O que os Duffers querem fazer é criar filmes, mas eles estão trabalhando na TV e, por sua vez, confundindo os limites entre os dois. Em vez de duas formas distintas de entretenimento que oferecem experiências diferentes, vemos as duas reunidas, mas de tal forma que as qualidades redentoras de cada uma se perdem à medida que lutam para se identificarem uma com a outra.

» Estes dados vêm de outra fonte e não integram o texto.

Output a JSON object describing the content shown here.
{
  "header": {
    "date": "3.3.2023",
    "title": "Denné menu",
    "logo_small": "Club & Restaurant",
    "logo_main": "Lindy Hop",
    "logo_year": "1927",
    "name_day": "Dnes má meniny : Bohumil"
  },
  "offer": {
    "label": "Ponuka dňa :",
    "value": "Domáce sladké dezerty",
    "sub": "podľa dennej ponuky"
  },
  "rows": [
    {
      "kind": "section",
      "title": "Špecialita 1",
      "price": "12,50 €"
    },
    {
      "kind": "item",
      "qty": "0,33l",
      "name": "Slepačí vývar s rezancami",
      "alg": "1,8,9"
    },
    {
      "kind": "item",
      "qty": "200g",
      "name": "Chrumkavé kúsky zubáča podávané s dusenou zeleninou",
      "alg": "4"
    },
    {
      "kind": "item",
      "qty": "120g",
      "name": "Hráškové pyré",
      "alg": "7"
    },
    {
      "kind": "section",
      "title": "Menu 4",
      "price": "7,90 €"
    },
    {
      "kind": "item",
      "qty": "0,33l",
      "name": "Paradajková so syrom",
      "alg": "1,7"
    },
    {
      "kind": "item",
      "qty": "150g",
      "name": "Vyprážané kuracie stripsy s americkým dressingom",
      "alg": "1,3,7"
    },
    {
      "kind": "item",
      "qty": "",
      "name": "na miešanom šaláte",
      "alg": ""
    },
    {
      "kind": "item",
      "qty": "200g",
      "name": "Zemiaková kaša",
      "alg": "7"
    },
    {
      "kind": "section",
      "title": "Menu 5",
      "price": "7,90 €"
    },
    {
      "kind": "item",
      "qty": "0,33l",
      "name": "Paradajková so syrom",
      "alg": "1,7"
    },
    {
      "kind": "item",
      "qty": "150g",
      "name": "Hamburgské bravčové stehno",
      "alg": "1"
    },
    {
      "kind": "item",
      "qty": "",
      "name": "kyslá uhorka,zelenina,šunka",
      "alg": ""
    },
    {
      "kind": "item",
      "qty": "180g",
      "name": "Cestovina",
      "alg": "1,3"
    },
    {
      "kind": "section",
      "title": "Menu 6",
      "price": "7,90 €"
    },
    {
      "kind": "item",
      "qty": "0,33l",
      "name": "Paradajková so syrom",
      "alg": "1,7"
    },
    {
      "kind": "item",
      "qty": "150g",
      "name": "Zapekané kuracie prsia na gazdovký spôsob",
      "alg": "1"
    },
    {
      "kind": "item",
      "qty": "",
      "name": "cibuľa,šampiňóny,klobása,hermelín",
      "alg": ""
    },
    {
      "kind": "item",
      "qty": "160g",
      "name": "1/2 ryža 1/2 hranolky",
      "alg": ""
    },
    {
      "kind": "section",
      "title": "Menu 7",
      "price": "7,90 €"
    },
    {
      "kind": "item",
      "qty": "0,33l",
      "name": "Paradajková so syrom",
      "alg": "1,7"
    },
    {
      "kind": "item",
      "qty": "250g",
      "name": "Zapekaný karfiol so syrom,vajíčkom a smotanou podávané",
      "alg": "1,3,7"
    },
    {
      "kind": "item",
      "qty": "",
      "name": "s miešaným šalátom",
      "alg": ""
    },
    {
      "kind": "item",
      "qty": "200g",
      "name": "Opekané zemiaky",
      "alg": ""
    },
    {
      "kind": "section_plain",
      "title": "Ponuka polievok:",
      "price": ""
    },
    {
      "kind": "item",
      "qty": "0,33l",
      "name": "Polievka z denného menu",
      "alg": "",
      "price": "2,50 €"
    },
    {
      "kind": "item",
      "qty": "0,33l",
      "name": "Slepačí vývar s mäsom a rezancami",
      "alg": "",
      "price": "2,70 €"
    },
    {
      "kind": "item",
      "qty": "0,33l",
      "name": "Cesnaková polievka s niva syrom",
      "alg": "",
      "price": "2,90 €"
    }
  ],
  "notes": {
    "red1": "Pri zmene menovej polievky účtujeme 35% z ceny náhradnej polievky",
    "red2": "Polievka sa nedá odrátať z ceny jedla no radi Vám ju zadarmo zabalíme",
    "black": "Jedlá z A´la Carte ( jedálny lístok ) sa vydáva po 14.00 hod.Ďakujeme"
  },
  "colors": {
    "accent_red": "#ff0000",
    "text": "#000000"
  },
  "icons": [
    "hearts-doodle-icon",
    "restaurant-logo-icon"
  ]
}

Embora “Stranger Things” tenha conseguido sobreviver onde outros falharam, o modelo que utiliza é falho na sua concepção, deixando muitos programas incapazes de se sustentarem o tempo suficiente para criar lucros que justifiquem mais investimentos. O modelo é construído sobre bases instáveis, sendo que apenas aqueles que obtêm enormes lucros logo de cara são capazes de anular os obstáculos no seu caminho. E mesmo assim, o sucesso não é garantido; é apenas um vínculo tênue com o sucesso potencial, tão facilmente rompido.
A última temporada de “Stranger Things” será dividida em três partes. O primeiro, composto por quatro episódios, estreia na quarta-feira, 26 de novembro. Mais três episódios estrearão no dia de Natal, e o final chega na véspera de Ano Novo. Cada volume estreará no streamer às 20h ET.